Thursday, May 24, 2007

An ode to my favourite landmark

The Borneo people awake at sunrise to an evaporating dew revealing a sacred mountain that is the highest in Southeast Asia.
To point to the majestic Mount Kinabalu sprouting out of the largest island in the world is sacrilegious.
That act prompted a slap for the cousin of Datuk Masidi Manjun from his grandfather. It is a memory etched in the mind of Masidi. He vividly remembers that day in the 1950s when he saw his grandfather slapping a cousin.
His cousin had accidentally pointed to the 4,095m mountain with his index finger and the reprimand came hard to cheek from the hands of an elder Dusun whose life is living under the shadow of the mountain until his death.
``Pointing your finger to the mountain was a big no-no for us Kadazandusuns. There was just one of the pantang (taboos) we learnt and abided to,'' said Masidi who grow up at Kampung Tarlobou, some 15kms from the mountain.

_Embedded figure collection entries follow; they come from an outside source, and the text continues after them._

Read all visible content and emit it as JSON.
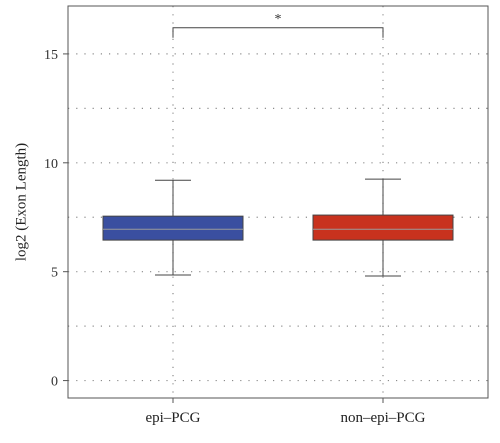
{
  "chart_data": {
    "type": "boxplot",
    "ylabel": "log2 (Exon Length)",
    "xlabel": "",
    "ylim": [
      -0.8,
      17.2
    ],
    "yticks": [
      0,
      5,
      10,
      15
    ],
    "grid": "dotted",
    "categories": [
      "epi–PCG",
      "non–epi–PCG"
    ],
    "boxes": [
      {
        "category": "epi–PCG",
        "whisker_low": 4.85,
        "q1": 6.45,
        "median": 6.95,
        "q3": 7.55,
        "whisker_high": 9.2,
        "color": "#3a4fa0"
      },
      {
        "category": "non–epi–PCG",
        "whisker_low": 4.8,
        "q1": 6.45,
        "median": 6.95,
        "q3": 7.6,
        "whisker_high": 9.25,
        "color": "#c8321e"
      }
    ],
    "significance": {
      "label": "*",
      "between": [
        0,
        1
      ],
      "y": 16.2
    }
  }
}
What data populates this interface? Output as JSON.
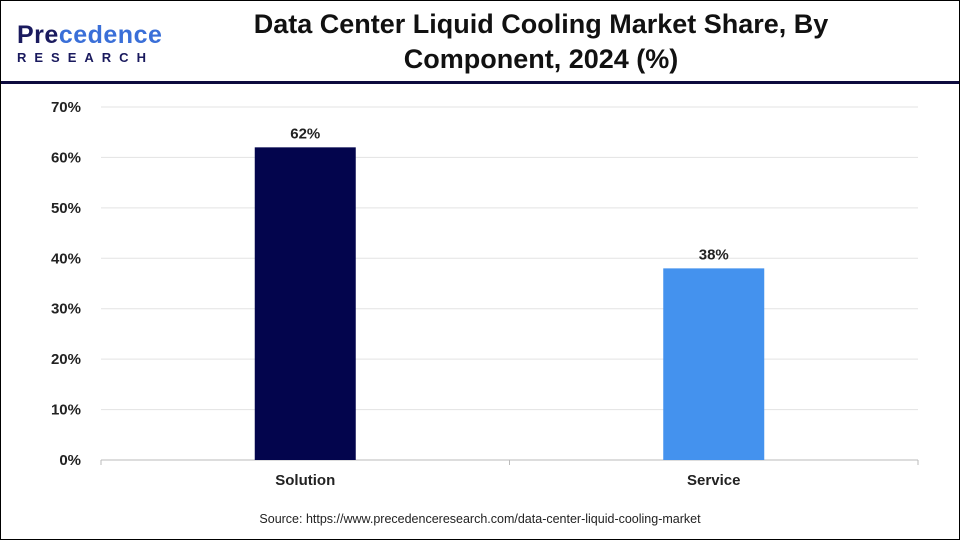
{
  "header": {
    "title": "Data Center Liquid Cooling Market Share, By Component, 2024 (%)",
    "logo_line1": "Precedence",
    "logo_line2": "RESEARCH"
  },
  "source": "Source: https://www.precedenceresearch.com/data-center-liquid-cooling-market",
  "chart_data": {
    "type": "bar",
    "title": "Data Center Liquid Cooling Market Share, By Component, 2024 (%)",
    "categories": [
      "Solution",
      "Service"
    ],
    "values": [
      62,
      38
    ],
    "data_labels": [
      "62%",
      "38%"
    ],
    "colors": [
      "#03054d",
      "#4492ee"
    ],
    "ylim": [
      0,
      70
    ],
    "yticks": [
      "0%",
      "10%",
      "20%",
      "30%",
      "40%",
      "50%",
      "60%",
      "70%"
    ],
    "grid": true,
    "xlabel": "",
    "ylabel": ""
  }
}
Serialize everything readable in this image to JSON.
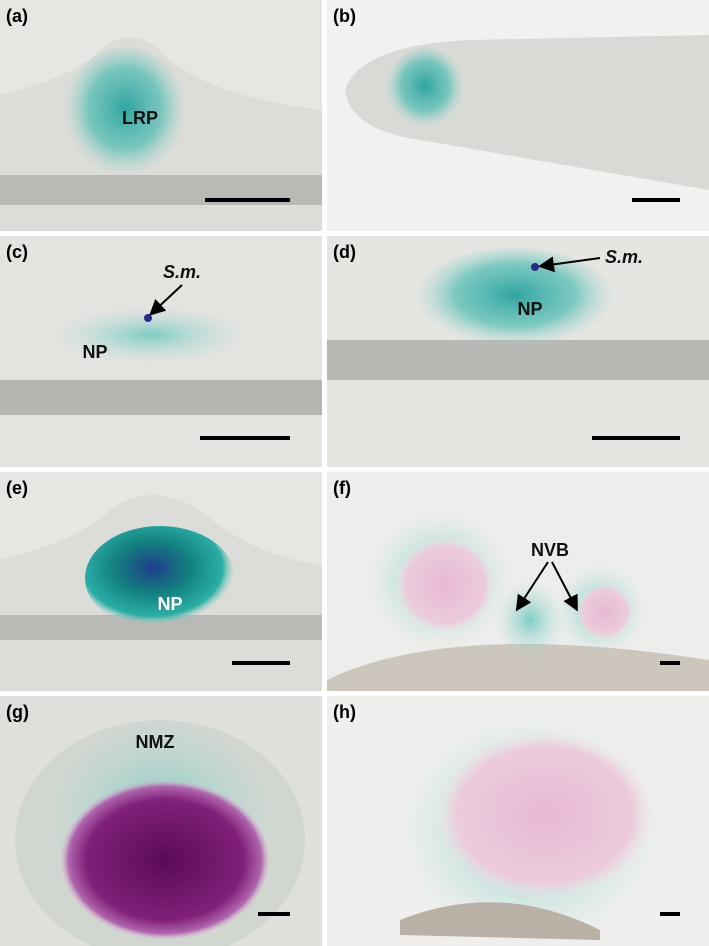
{
  "panels": [
    {
      "label": "(a)",
      "annotations": [
        "LRP"
      ]
    },
    {
      "label": "(b)"
    },
    {
      "label": "(c)",
      "annotations": [
        "S.m.",
        "NP"
      ]
    },
    {
      "label": "(d)",
      "annotations": [
        "S.m.",
        "NP"
      ]
    },
    {
      "label": "(e)",
      "annotations": [
        "NP"
      ]
    },
    {
      "label": "(f)",
      "annotations": [
        "NVB"
      ]
    },
    {
      "label": "(g)",
      "annotations": [
        "NMZ"
      ]
    },
    {
      "label": "(h)"
    }
  ]
}
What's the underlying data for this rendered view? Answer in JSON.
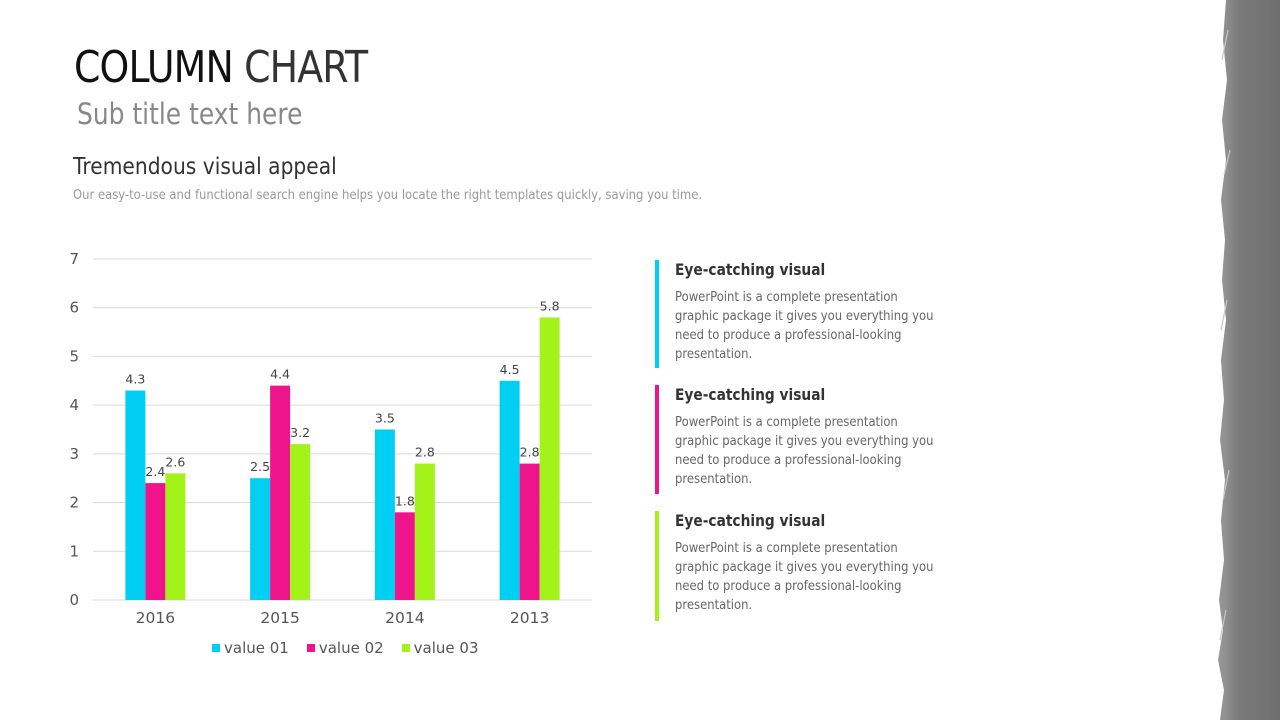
{
  "slide": {
    "title_bold": "COLUMN",
    "title_light": "CHART",
    "subtitle": "Sub title text here",
    "section_heading": "Tremendous visual appeal",
    "section_desc": "Our easy-to-use and functional search engine helps you locate the right templates quickly, saving you time."
  },
  "colors": {
    "series1": "#00CFF4",
    "series2": "#F0148C",
    "series3": "#A3F21A",
    "gridline": "#d9d9d9",
    "brush": "#7d7d7d"
  },
  "chart_data": {
    "type": "bar",
    "categories": [
      "2016",
      "2015",
      "2014",
      "2013"
    ],
    "series": [
      {
        "name": "value 01",
        "values": [
          4.3,
          2.5,
          3.5,
          4.5
        ]
      },
      {
        "name": "value 02",
        "values": [
          2.4,
          4.4,
          1.8,
          2.8
        ]
      },
      {
        "name": "value 03",
        "values": [
          2.6,
          3.2,
          2.8,
          5.8
        ]
      }
    ],
    "ylim": [
      0,
      7
    ],
    "yticks": [
      "0",
      "1",
      "2",
      "3",
      "4",
      "5",
      "6",
      "7"
    ],
    "grid": true,
    "data_labels": true,
    "legend": "bottom"
  },
  "info_items": [
    {
      "heading": "Eye-catching visual",
      "body": "PowerPoint is a complete presentation graphic package it gives you everything you need to produce a professional-looking presentation."
    },
    {
      "heading": "Eye-catching visual",
      "body": "PowerPoint is a complete presentation graphic package it gives you everything you need to produce a professional-looking presentation."
    },
    {
      "heading": "Eye-catching visual",
      "body": "PowerPoint is a complete presentation graphic package it gives you everything you need to produce a professional-looking presentation."
    }
  ]
}
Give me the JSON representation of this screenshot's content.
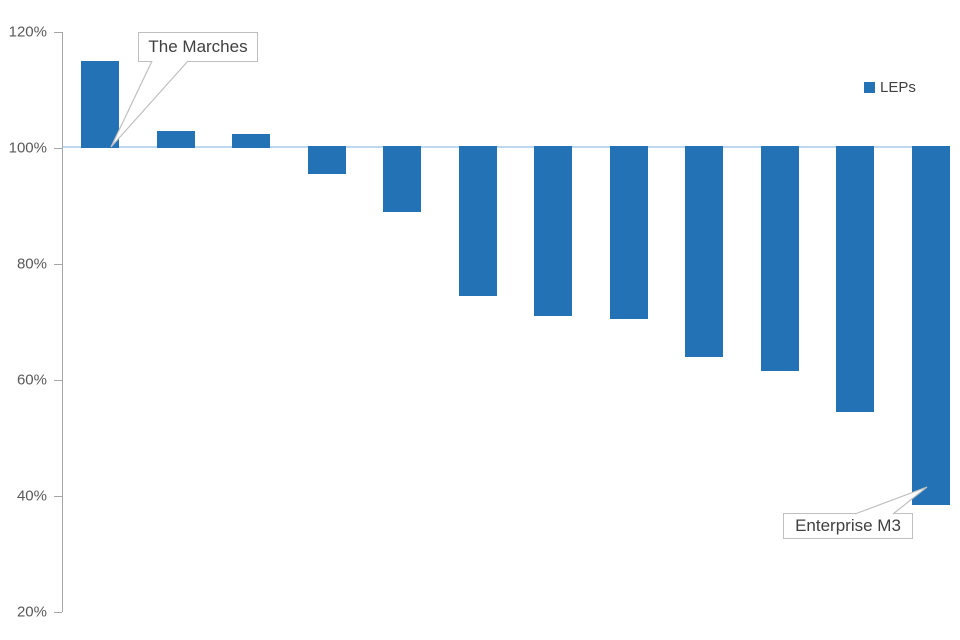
{
  "chart_data": {
    "type": "bar",
    "title": "",
    "legend": [
      {
        "label": "LEPs",
        "color": "#2272B5"
      }
    ],
    "y_axis": {
      "unit": "%",
      "min": 20,
      "max": 120,
      "tick_labels": [
        "120%",
        "100%",
        "80%",
        "60%",
        "40%",
        "20%"
      ],
      "tick_values": [
        120,
        100,
        80,
        60,
        40,
        20
      ]
    },
    "baseline_value": 100,
    "series": [
      {
        "name": "LEPs",
        "values": [
          115,
          103,
          102.5,
          95.5,
          89,
          74.5,
          71,
          70.5,
          64,
          61.5,
          54.5,
          38.5
        ]
      }
    ],
    "annotations": [
      {
        "label": "The Marches",
        "bar_index": 0
      },
      {
        "label": "Enterprise M3",
        "bar_index": 11
      }
    ],
    "colors": {
      "bar": "#2272B5",
      "baseline": "#BDD7EE",
      "axis": "#A6A6A6",
      "tick_label": "#595959",
      "callout_border": "#BFBFBF",
      "callout_text": "#404040"
    },
    "layout_hints": {
      "legend_position": "top-right",
      "grid": "off",
      "xlabels": "none"
    }
  }
}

For generations, the Kadazandusuns farming the steep slopes of the foothills revered the mountain and they continued to do so after converting to Christianity or Islam as in the case of Masidi's forefathers.
Masidi, a lawyer and now the state Youth and Sports, said as children growing up literally in the shadow of the mountain he and his siblings learnt about how Kinabalu affected their Kadazandusun psyche.
``We grew up listening to numerous myths and legends about the mountain. For instance, as children we my grandparents told us how the souls of Dusun people would travel through Kinabalu to enter the next world.
He this myth was reinforced with a unique rock formation at village called Purak Pakau near Tamparuli, a town on the on way to the Kundasang highlands near Kinabalu.
``The rocks there had etchings like scratch marks and as children we were told these were made by the souls clambering their way to the mountain,'' Masidi said in recalling his grandparents telling about that Kinabalu was the weight that kept the world from spinning out of control.
``The underlying message there was that we should not play the fool with the mountain. It is one of things in creation that keeps a balance in the world,'' said Masidi, sighing and wondering about the seemingly "uncontrolled" development of mainly vegetable farms and resorts that have been mushrooming in the highlands of Kundasang over the past 20 years.
However very little changed within the immediate vicinity of the mountain with the creation of the Kinabalu Park nearly half a century ago.
The 754sq Kinabalu Park, about one a half times the size of Penang island, surrounds the mountain serving as buffer with areas outside which have been cleared for farming.
In 1964, the Kinabalu Park came into being to preserve the mountain's unique environment with its flora and fauna spread out over four climate zones from the lowland dipterocarp forest to the stunted bushes at the windswept summit zone.
The mountain and the park is home to 1,200 species of orchids, 26 varieties of rhododendrons, nine species of Nepenthes pitcher plants, 80 species of fig trees, 60 species of oak and chestnut trees, 100 species of mammals and 326 species of birds.
The preservation efforts of Mount Kinabalu and its immediate vicinity paid off in 2000 when UNESCO designated Kinabalu Park as Malaysia's first World Heritage site.
Located about a two hour's drive from Kota Kinabalu, each year Kinabalu Park attracts hundreds of thousands of visitors who savour the clean, cool invigorating air.
In 2004, some 415,360 people came to the park and 43,430 of them spent two days trekking to the Kinabalu's Low's Peak, the highest point between the Himalayas and the Snow Mountains of Papua Barat.
Once a year though, top athletes race up and down the mountain in just about two hours in the Kinabalu. The Mount Kinabalu International Climbathon that began more than 20 years ago as a search and rescue exercise for park rangers, mountain guides and porters, is usually held every the first week of every October.
The Kinabalu Park also encompasses the Poring Hot Springs, located 40kms from the park headquarters. For nearly three dacades, the hot sulphur springs combined with cool mountain water have attracted visitors for who spend hours soaking in the open air Japanese-style baths.
Apart from the springs, visitors to Poring may also encounter a blooming Rafflesia, the world's largest flower apart from walking or rather swaying through a 158km-long treetop canopy located among the trees about 41m from the ground.
Tours to Borneo's highest peak are available from any part of the world and the foothill indigenous Dusun people are always there to tell the many legends of Mt Kinabalu.